- Film poster
- Directed by: Andrew Dominik
- Produced by: Meredith Bennett Dede Gardner Jon Kamen Jeremy Kleiner Brad Pitt Alec Sash Dave Sirulnick
- Starring: Bono
- Cinematography: Erik Messerschmidt
- Edited by: Lasse Järvi
- Production companies: Apple Original Films Plan B Entertainment RadicalMedia
- Distributed by: Apple TV+
- Release dates: May 16, 2025 (Cannes); May 30, 2025 (Apple TV+);
- Running time: 86 minutes
- Country: United States
- Language: English

= Bono: Stories of Surrender =

Bono: Stories of Surrender is a 2025 American documentary film about the Irish musician Bono, directed by Andrew Dominik. The film documents a 2023 performance by Bono at the Beacon Theatre in New York City during his one-man stage show "Stories of Surrender: An Evening of Words, Music and Some Mischief...", which was undertaken to promote his 2022 memoir Surrender: 40 Songs, One Story. The performance features Bono reciting and acting out passages from his book and performing U2 songs in stripped-down arrangements.
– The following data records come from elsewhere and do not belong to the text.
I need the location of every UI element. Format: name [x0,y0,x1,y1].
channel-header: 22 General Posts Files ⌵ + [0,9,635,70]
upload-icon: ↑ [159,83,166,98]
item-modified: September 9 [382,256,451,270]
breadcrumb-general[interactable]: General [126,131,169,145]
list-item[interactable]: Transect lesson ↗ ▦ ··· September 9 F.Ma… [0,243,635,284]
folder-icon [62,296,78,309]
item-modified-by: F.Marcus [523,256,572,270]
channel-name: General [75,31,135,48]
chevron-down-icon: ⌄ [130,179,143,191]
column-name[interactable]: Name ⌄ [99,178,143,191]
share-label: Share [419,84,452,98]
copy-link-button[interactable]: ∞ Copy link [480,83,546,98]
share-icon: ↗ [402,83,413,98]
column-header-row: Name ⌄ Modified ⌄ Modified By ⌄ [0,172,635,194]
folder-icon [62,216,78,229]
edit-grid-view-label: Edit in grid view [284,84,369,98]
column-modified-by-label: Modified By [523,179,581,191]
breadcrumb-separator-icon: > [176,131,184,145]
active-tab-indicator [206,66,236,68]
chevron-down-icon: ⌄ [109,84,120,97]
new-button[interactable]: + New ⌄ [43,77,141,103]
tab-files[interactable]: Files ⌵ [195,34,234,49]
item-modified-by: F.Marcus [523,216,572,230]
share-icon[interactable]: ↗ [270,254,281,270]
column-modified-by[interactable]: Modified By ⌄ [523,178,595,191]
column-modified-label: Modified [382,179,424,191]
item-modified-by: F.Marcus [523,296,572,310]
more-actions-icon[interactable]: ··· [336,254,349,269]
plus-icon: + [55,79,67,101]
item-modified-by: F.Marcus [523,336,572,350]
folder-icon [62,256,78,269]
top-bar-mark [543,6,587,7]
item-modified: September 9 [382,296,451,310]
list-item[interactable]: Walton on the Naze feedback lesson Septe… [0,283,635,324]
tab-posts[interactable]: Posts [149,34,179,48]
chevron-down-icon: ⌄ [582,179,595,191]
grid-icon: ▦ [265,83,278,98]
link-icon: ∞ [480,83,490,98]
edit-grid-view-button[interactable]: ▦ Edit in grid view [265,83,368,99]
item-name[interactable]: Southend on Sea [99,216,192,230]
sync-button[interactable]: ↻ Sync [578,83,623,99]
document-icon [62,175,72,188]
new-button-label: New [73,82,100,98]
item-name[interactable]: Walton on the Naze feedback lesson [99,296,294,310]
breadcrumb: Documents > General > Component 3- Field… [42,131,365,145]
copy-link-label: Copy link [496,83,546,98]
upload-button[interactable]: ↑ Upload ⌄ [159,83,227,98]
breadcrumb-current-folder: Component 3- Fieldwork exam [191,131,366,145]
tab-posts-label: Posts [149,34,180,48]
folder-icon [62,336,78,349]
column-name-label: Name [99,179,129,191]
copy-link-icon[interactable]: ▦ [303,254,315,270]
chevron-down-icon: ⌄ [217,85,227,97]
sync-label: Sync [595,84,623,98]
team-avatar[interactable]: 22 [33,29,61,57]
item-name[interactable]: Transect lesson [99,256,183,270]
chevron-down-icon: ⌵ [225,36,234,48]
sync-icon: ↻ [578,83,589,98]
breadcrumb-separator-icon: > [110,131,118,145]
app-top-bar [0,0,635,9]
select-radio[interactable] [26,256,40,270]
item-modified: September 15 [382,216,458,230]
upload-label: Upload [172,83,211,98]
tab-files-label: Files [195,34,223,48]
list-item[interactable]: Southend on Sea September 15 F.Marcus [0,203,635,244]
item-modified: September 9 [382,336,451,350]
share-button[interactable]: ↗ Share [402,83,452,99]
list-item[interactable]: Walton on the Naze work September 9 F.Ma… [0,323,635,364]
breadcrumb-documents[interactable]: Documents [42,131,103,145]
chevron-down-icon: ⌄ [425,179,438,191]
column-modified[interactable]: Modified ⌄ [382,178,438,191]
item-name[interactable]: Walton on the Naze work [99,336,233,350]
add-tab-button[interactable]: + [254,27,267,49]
The film had its world premiere at the Special Screenings section of the 78th Cannes Film Festival on May 16, 2025, where it received a seven-minute standing ovation. It was released on Apple TV+ on May 30, 2025, as both a standard 2D film and an Apple Immersive Video for the Apple Vision Pro headset, making it the first feature-length film to be released in the format. Preceding the film's release, an abridged version of Bono's memoir that follows the narrative arc of the film was released in paperback, also under the title Bono: Stories of Surrender. An EP of the same name with live performances of three songs accompanied the film's release on May 30.

== Apple Vision Pro version ==
Bono: Stories of Surrender (Immersive) is a special edition of the film available as an Apple Immersive Video on the Apple Vision Pro, in a media format recorded in an 8K resolution with spatial audio. It is the first feature-length film available in the format. The immersive version of the film offers 180-degree video that places viewers on stage with Bono as he tells his story. It was creative directed by Elad Offer of the Artery, the New York-based creative studio.

==Reception==
 Metacritic, which uses a weighted average, assigned the film a score of 59 out of 100, based on 15 critics, indicating "mixed or average" reviews.

Steve Pond of TheWrap wrote, "It's bombastic, extravagant and melodramatic at times – but I don't use those words as pejoratives, because in the hands of Bono and Dominik, it's also pretty glorious, a mashup of Bono's life and U2's music that refuses to be contained by the usual boundaries of an author's tour or a one-man show." Frank Scheck of The Hollywood Reporter wrote, "The musical interludes — which include gorgeous versions of such songs as 'Sunday Bloody Sunday', 'Where the Streets Have No Name', 'Vertigo', 'Desire' and 'Beautiful Day', among others — provide a welcome contrast to the film's inevitable talkiness. Ditto the kinetic cinematography and editing, which give the proceedings an arresting cinematic quality."

Luke Buckmaster of The VR Critic wrote of the immersive version: "A crazy, eye-popping, fully dimensional dream, filling the space between me and the screen, and the stage and performer." Sigmund Judge of MacStories wrote: "the creative team behind Bono: Stories of Surrender (Immersive) has essentially skipped a step by showing off another use case for Apple Immersive Video, one with the potential to elevate new creations from indie filmmakers who have limited access to immersive cameras and established studios looking to add some flair to their fan-favorite films and properties."

===Accolades===
For the 77th Primetime Creative Arts Emmy Awards, several members of the film's production team were nominated in the Outstanding Technical Direction and Camerawork for a Special category (Erik Messerschmidt, Mark Goellnicht, Brian S. Osmond, Vince Vennitti, Charles Libin, Christine Kapo Ng, Richard Rutkowski, and Luke McCoubrey). At the 10th Critics' Choice Documentary Awards, the film was nominated for Best Music Documentary. For the 16th Hollywood Music in Media Awards, Dominik was nominated in the Music Documentary – Special Program category as the film's director, while Bono's performance of "Sunday Bloody Sunday" was nominated in the Song – Onscreen Performance (Film) category.